Any holder of 2017 Notes who wishes to receive the Second Wave Consent Fee (in addition to the Consent Fee) should deliver a properly completed and executed Accession Deed (the form of which is set out in Schedule 3 of the Restructuring Support Agreement) by electronic mail to the Company at the following email addresses as soon as possible but in any event, by no later than 17 July 2015 (11.59 p.m. 17 July 2015 (11.59 p.m. United States EasterN Standard Time) :

Paul Fenby
Paul.Fenby@asiarmplc.com

with a copy to:

Bertie Mehigan
Bertie.Mehigan@ashurst.com

Darinne Ko
Darinne.Ko@ashurst.com

For the avoidance of doubt, Initial Consenting Creditors are eligible to receive the Additional Consent Fee but are not eligible to receive the Second Wave Consent Fee. In addition, the offer contained in this notice is subject to the full terms and conditions of the Restructuring Support Agreement which can be reviewed at the website identified above.

Any other requests for information from the Company can be directed to the Company, Ashurst LLP, Kirkland & Ellis and/or Moelis & Company at the following contact details:

Company

Paul Fenby
Paul.Fenby@asiarmplc.com

Ashurst LLP

Bertie Mehigan
Bertie.Mehigan@ashurst.com

Darinne Ko
Darinne.Ko@ashurst.com

Advisors to the ad hoc committee of Noteholders

Kirkland & Ellis LLP

Damien Coles
Damien.Coles@kirkland.com

Louise Coffey
Louise.Coffey@kirkland.com

Moelis & Company

Bert Grisel
Bert.Grisel@moelis.com

Chris Liu
Chris.Liu@moelis.com

Terrence Chan
Terrence.Chan@moelis.com

In accordance with normal practice, none of the Trustee or any of its officers, employees or affiliates expresses any opinion on the information set out in this letter. Noteholders who are unsure about the impact of such information should seek their own independent financial, legal and taxation advice.

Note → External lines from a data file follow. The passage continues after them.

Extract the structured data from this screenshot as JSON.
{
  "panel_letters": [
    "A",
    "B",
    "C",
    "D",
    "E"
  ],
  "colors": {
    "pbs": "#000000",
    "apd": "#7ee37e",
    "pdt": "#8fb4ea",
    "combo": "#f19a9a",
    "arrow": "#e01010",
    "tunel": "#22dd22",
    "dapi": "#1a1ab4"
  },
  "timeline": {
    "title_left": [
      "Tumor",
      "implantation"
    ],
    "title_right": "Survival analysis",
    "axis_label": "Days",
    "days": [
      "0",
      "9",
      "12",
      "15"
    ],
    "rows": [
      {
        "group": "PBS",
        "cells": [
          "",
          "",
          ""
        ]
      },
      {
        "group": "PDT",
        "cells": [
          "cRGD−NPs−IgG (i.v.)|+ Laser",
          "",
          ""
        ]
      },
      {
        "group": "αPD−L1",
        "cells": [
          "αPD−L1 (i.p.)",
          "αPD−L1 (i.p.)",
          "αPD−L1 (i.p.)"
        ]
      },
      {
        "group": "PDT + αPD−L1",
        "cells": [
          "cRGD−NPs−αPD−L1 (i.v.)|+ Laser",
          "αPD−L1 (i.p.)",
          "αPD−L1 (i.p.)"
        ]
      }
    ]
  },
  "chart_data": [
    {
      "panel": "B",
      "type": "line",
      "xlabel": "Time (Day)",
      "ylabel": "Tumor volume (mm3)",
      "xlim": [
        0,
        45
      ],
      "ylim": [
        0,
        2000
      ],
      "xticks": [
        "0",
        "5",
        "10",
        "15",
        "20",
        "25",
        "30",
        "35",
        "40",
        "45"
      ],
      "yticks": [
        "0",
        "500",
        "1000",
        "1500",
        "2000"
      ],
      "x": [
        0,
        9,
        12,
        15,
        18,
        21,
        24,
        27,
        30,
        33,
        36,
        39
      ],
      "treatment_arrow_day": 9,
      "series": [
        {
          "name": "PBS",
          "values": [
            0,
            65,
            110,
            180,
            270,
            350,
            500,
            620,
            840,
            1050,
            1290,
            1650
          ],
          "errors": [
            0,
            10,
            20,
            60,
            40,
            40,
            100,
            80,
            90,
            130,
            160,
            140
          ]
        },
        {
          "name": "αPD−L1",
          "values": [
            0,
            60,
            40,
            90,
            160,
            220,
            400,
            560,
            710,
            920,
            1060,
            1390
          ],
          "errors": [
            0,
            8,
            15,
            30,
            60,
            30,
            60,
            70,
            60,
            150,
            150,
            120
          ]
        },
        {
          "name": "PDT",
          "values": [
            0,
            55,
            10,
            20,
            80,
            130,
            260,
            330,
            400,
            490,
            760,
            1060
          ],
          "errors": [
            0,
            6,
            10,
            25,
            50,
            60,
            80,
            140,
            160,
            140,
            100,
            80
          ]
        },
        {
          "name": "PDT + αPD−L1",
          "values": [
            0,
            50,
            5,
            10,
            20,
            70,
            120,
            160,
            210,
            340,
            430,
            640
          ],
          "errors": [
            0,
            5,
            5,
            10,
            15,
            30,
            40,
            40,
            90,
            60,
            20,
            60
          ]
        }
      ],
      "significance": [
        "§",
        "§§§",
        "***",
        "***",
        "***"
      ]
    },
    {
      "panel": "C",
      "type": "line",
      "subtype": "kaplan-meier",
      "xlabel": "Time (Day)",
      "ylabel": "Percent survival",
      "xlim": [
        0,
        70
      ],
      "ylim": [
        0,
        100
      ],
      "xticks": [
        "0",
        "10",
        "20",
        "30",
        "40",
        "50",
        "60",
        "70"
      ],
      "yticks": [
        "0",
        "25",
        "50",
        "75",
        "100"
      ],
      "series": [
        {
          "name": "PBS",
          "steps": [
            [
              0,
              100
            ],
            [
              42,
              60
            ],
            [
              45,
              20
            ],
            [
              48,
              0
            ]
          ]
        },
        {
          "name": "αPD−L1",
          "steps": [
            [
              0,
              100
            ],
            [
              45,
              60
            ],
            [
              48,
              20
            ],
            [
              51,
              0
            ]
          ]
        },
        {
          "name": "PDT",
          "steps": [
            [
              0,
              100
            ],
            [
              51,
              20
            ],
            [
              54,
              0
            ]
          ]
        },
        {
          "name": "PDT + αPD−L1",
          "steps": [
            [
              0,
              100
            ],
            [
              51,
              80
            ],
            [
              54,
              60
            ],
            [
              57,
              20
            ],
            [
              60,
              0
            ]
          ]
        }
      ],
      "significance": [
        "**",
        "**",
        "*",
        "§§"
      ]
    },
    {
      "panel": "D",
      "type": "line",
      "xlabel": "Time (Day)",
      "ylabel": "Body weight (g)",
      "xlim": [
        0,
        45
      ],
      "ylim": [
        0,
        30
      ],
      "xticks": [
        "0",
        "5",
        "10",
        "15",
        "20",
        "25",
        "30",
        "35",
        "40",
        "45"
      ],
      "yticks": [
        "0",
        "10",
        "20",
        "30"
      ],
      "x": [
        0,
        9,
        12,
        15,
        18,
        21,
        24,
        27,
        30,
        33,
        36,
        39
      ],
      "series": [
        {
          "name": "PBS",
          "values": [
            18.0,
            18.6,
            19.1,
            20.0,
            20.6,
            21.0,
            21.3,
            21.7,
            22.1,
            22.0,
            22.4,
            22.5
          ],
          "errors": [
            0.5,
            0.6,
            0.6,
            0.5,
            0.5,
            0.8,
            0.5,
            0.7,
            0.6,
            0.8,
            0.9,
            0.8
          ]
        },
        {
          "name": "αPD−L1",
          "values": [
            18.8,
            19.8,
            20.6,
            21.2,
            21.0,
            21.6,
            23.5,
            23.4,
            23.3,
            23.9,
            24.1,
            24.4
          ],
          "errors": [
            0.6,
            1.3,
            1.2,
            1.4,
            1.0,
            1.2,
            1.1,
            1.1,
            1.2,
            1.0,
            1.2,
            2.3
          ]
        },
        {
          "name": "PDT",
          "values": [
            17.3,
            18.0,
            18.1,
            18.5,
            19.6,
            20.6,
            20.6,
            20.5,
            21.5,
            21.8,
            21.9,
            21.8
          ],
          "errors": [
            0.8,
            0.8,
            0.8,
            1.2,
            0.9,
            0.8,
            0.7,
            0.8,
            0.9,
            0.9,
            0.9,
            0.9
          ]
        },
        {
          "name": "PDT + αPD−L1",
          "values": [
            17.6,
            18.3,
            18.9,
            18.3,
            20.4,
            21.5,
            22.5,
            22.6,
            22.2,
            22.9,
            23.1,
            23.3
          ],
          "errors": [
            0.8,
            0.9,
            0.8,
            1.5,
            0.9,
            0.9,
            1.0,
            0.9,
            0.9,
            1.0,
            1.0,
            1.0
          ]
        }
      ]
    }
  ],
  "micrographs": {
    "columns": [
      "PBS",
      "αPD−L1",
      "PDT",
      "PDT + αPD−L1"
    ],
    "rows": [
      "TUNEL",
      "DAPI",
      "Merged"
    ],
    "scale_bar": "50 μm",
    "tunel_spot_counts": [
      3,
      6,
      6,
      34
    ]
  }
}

Nothing in this notice shall be deemed to be, a solicitation of votes within the meaning of the U.S. Bankruptcy Code or otherwise, and, for the avoidance of doubt, the acceptance of the offer contained in this notice by any holder of the 2017 Notes shall not constitute an acceptance of a chapter 15 filing or any plan of reorganization pursuant to any solicitation of votes within the meaning of the U.S. Bankruptcy Code or otherwise.